Urban ecosystems are increasingly recognized as important havens for biodiversity and ecosystem services, yet urban expansion continues to reshape wildlife communities through ecological processes across multiple spatial and temporal scales. We present findings from a three-years coordinated research assessing how urbanization, habitat structure, landscape configuration, historical land-use change, disturbance regimes, and community assembly processes shape mammal assemblages in major Italian cities.
Our results show that urban mammal assemblages are structured primarily by species turnover rather than nested species loss, indicating that urban communities emerge through species replacement driven by environmental filtering. Consistently, bats and small mammals responded mainly to habitat and environmental conditions, with little evidence that interspecific interactions influence assemblage composition. Local habitat quality was a key determinant too: structurally complex green spaces and water bodies supported richer and more intact communities, whereas simplified and intensively managed parks were dominated by poor and synanthropic assemblages.

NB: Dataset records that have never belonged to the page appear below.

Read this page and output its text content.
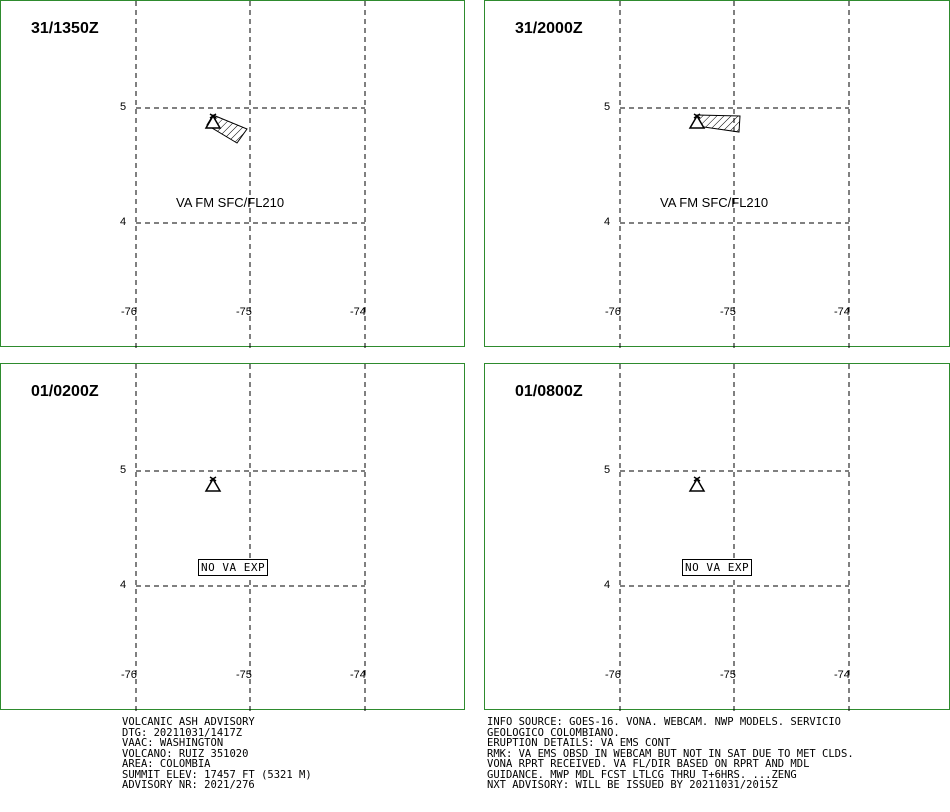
31/1350Z
5
4
-76	-75	-74
VA FM SFC/FL210
31/2000Z
5
4
-76	-75	-74
VA FM SFC/FL210
01/0200Z
5
4
-76	-75	-74
NO VA EXP
01/0800Z
5
4
-76	-75	-74
NO VA EXP
VOLCANIC ASH ADVISORY
DTG: 20211031/1417Z
VAAC: WASHINGTON
VOLCANO: RUIZ 351020
AREA: COLOMBIA
SUMMIT ELEV: 17457 FT (5321 M)
ADVISORY NR: 2021/276
INFO SOURCE: GOES-16. VONA. WEBCAM. NWP MODELS. SERVICIO
GEOLOGICO COLOMBIANO.
ERUPTION DETAILS: VA EMS CONT
RMK: VA EMS OBSD IN WEBCAM BUT NOT IN SAT DUE TO MET CLDS.
VONA RPRT RECEIVED. VA FL/DIR BASED ON RPRT AND MDL
GUIDANCE. MWP MDL FCST LTLCG THRU T+6HRS. ...ZENG
NXT ADVISORY: WILL BE ISSUED BY 20211031/2015Z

Local habitat quality interacted strongly with landscape structure. In bats, fragmentation reduced species richness independently of habitat amount, demonstrating that landscape configuration constrains diversity even where green cover persists. Fine-scale features such as water availability and heterogeneous tree structure partially buffered these constraints, underscoring the importance of multi-scale environmental filtering.

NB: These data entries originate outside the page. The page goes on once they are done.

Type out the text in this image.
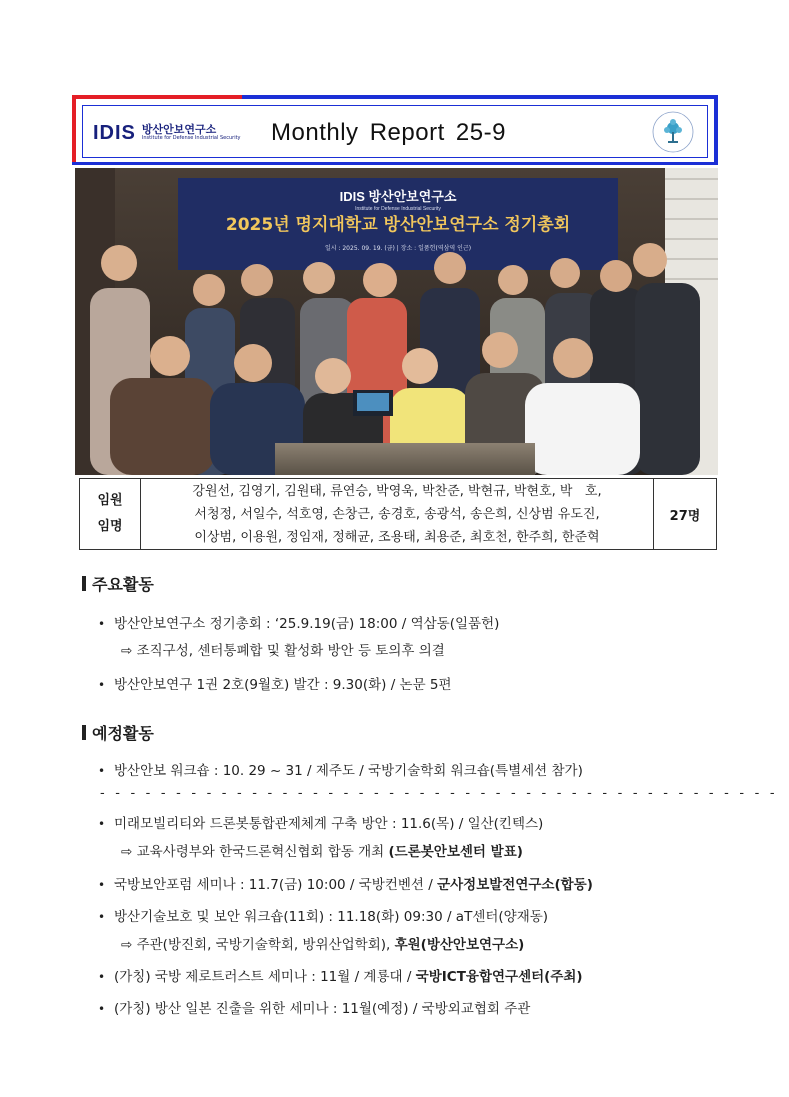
IDIS 방산안보연구소
Institute for Defense Industrial Security Monthly Report 25-9
IDIS 방산안보연구소
Institute for Defense Industrial Security
2025년 명지대학교 방산안보연구소 정기총회
일시 : 2025. 09. 19. (금) | 장소 : 일품헌(역삼역 인근)
임원
임명

강원선, 김영기, 김원태, 류연승, 박영욱, 박찬준, 박현규, 박현호, 박   호,
서청정, 서일수, 석호영, 손창근, 송경호, 송광석, 송은희, 신상범 유도진,
이상범, 이용원, 정임재, 정해균, 조용태, 최용준, 최호천, 한주희, 한준혁
	27명
주요활동
• 방산안보연구소 정기총회 : ‘25.9.19(금) 18:00 / 역삼동(일품헌)
⇨ 조직구성, 센터통폐합 및 활성화 방안 등 토의후 의결
• 방산안보연구 1권 2호(9월호) 발간 : 9.30(화) / 논문 5편
예정활동
• 방산안보 워크숍 : 10. 29 ~ 31 / 제주도 / 국방기술학회 워크숍(특별세션 참가)
- - - - - - - - - - - - - - - - - - - - - - - - - - - - - - - - - - - - - - - - - - - - -
• 미래모빌리티와 드론봇통합관제체계 구축 방안 : 11.6(목) / 일산(킨텍스)
⇨ 교육사령부와 한국드론혁신협회 합동 개최 (드론봇안보센터 발표)
• 국방보안포럼 세미나 : 11.7(금) 10:00 / 국방컨벤션 / 군사정보발전연구소(합동)
• 방산기술보호 및 보안 워크숍(11회) : 11.18(화) 09:30 / aT센터(양재동)
⇨ 주관(방진회, 국방기술학회, 방위산업학회), 후원(방산안보연구소)
• (가칭) 국방 제로트러스트 세미나 : 11월 / 계룡대 / 국방ICT융합연구센터(주최)
• (가칭) 방산 일본 진출을 위한 세미나 : 11월(예정) / 국방외교협회 주관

Historical analyses revealed strong temporal lags in species responses to habitat loss. We detected extinction debt in forest-specialist mammals, and long-term comparisons of bat assemblages documented widespread local extinctions over the past two centuries, with ecological specialization strongly predicting vulnerability to urban extinction. Finally, wildfire compounded urban biodiversity loss, disproportionately affecting sensitive taxa such as Eulipotyphla while altering trophic dynamics through shifts in prey communities.
Together, these findings show that urban mammal communities are shaped by interacting effects of environmental filtering, fragmentation, historical legacy, species traits, and disturbance, highlighting the need for Nature-Based Solutions that prioritize habitat complexity, water availability, connectivity, and ecological functionality.